EXAMPLES Example 1: CBZ-SAC (carbamazepine-saccharin) cocrystallization by lowering pH

[0077] 0.2g (0.97mmol) sodium saccharin is dissolved in 3 mL unbuffered water, resulting in a pH of 6.3. 0.16g (0.69mmol) carbamazepine anhydrous (form III) is added to the sodium saccharin solution. The pH is lowered by addition of HCl, to a pH of 1.1. This process is carried out at room temperature. Cocrystal formation is monitored on-line by Raman spectroscopy and confirmed by comparing spectra to a reference cocrystal spectrum. Cocrystal is formed within 10 minutes.

Example 2: CBZ-4ABA-HYD (Carbamazepine^aminobenzoic acid hydrate) cocrystallization by lowering pH

[0078] 0.05g (0.21mmol) carbamazepine anhydrous (form HI) is added to 3mL of a buffered phosphate solution of pH 6.6. 0.04g (0.29mmol) of 4-aminobenzoic acid is dissolved and the solution pH is lowered to 3.2 by addition of HCl. This process is carried out at room temperature. The transformation to cocrystal is monitored by Raman spectroscopy and confirmed by comparing spectra to a reference cocrystal spectrum. Cocrystal is formed within 5 minutes.

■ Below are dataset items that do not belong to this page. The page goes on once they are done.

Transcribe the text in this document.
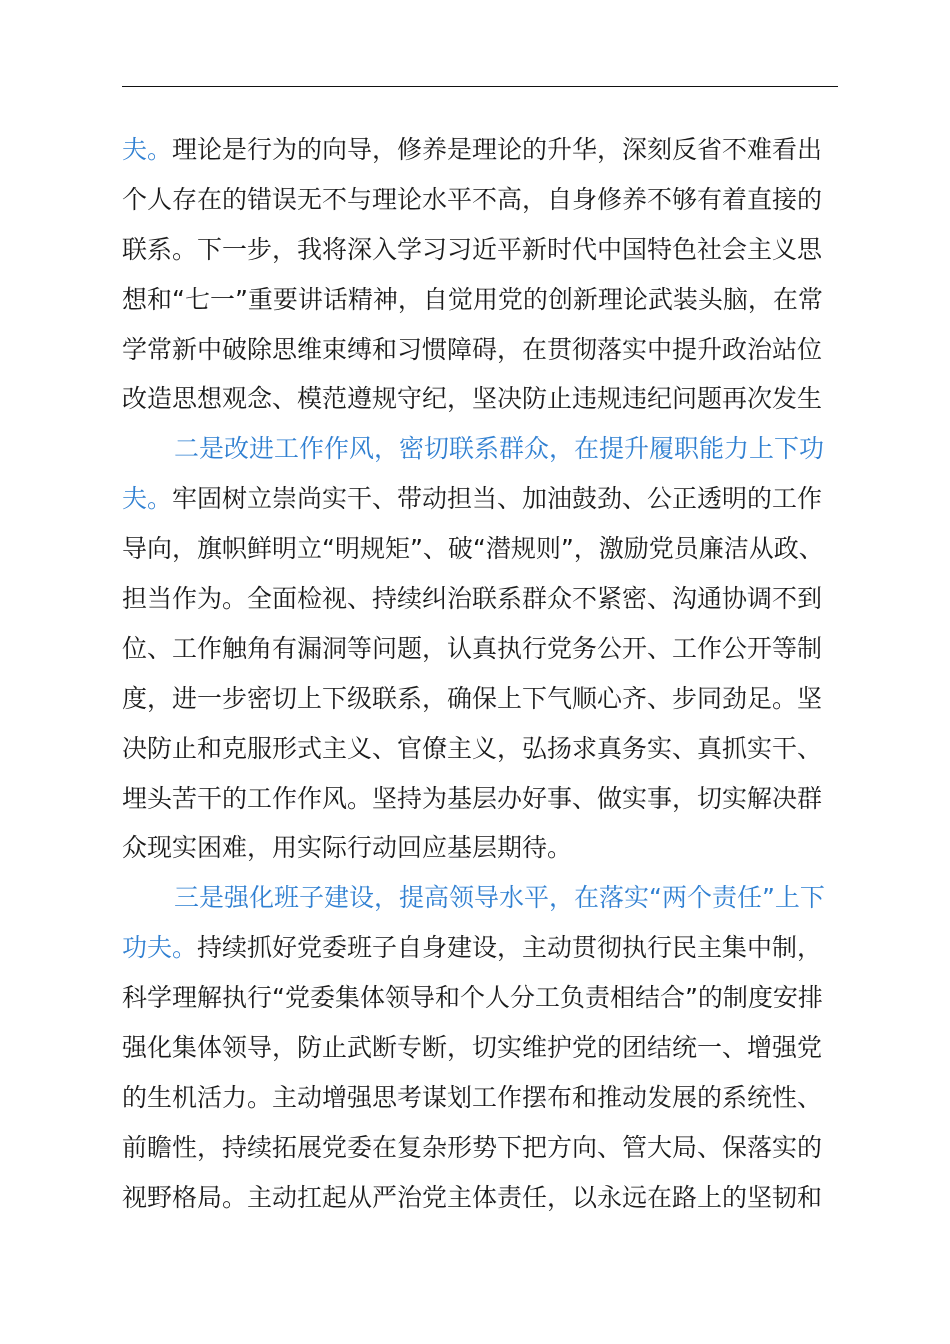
夫。理论是行为的向导，修养是理论的升华，深刻反省不难看出
个人存在的错误无不与理论水平不高，自身修养不够有着直接的
联系。下一步，我将深入学习习近平新时代中国特色社会主义思
想和“七一”重要讲话精神，自觉用党的创新理论武装头脑，在常
学常新中破除思维束缚和习惯障碍，在贯彻落实中提升政治站位
改造思想观念、模范遵规守纪，坚决防止违规违纪问题再次发生
二是改进工作作风，密切联系群众，在提升履职能力上下功
夫。牢固树立崇尚实干、带动担当、加油鼓劲、公正透明的工作
导向，旗帜鲜明立“明规矩”、破“潜规则”，激励党员廉洁从政、
担当作为。全面检视、持续纠治联系群众不紧密、沟通协调不到
位、工作触角有漏洞等问题，认真执行党务公开、工作公开等制
度，进一步密切上下级联系，确保上下气顺心齐、步同劲足。坚
决防止和克服形式主义、官僚主义，弘扬求真务实、真抓实干、
埋头苦干的工作作风。坚持为基层办好事、做实事，切实解决群
众现实困难，用实际行动回应基层期待。
三是强化班子建设，提高领导水平，在落实“两个责任”上下
功夫。持续抓好党委班子自身建设，主动贯彻执行民主集中制，
科学理解执行“党委集体领导和个人分工负责相结合”的制度安排
强化集体领导，防止武断专断，切实维护党的团结统一、增强党
的生机活力。主动增强思考谋划工作摆布和推动发展的系统性、
前瞻性，持续拓展党委在复杂形势下把方向、管大局、保落实的
视野格局。主动扛起从严治党主体责任，以永远在路上的坚韧和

Example 3: CBZ-4ABA-HYD cocrystallization by raising pH

[0079] 0.05g (0.21mmol) carbamazepine anhydrous (form III) is added to 3 mL of a solution of pH 1.1. 0.04g (0.29mmol) 4-aminobenzoic acid is added to the solution. NaOH is added to raise the pH to 3.6. This process is carried out at room temperature. The transformation to cocrystal is monitored by Raman spectroscopy and confirmed by comparing spectra to a reference cocrystal spectrum. Cocrystal is formed within 5 minutes.

[0080] Use of higher ligand concentration (higher ratio compared to API) will lead to higher cocrystal yields and faster rates of cocrystal formation. Higher yields and faster rates of formation are also achieved by increasing the API concentration. If the solubility of either component is limiting, temperature can be increased to allow dissolution of components and the change in pH carried out under isothermal conditions.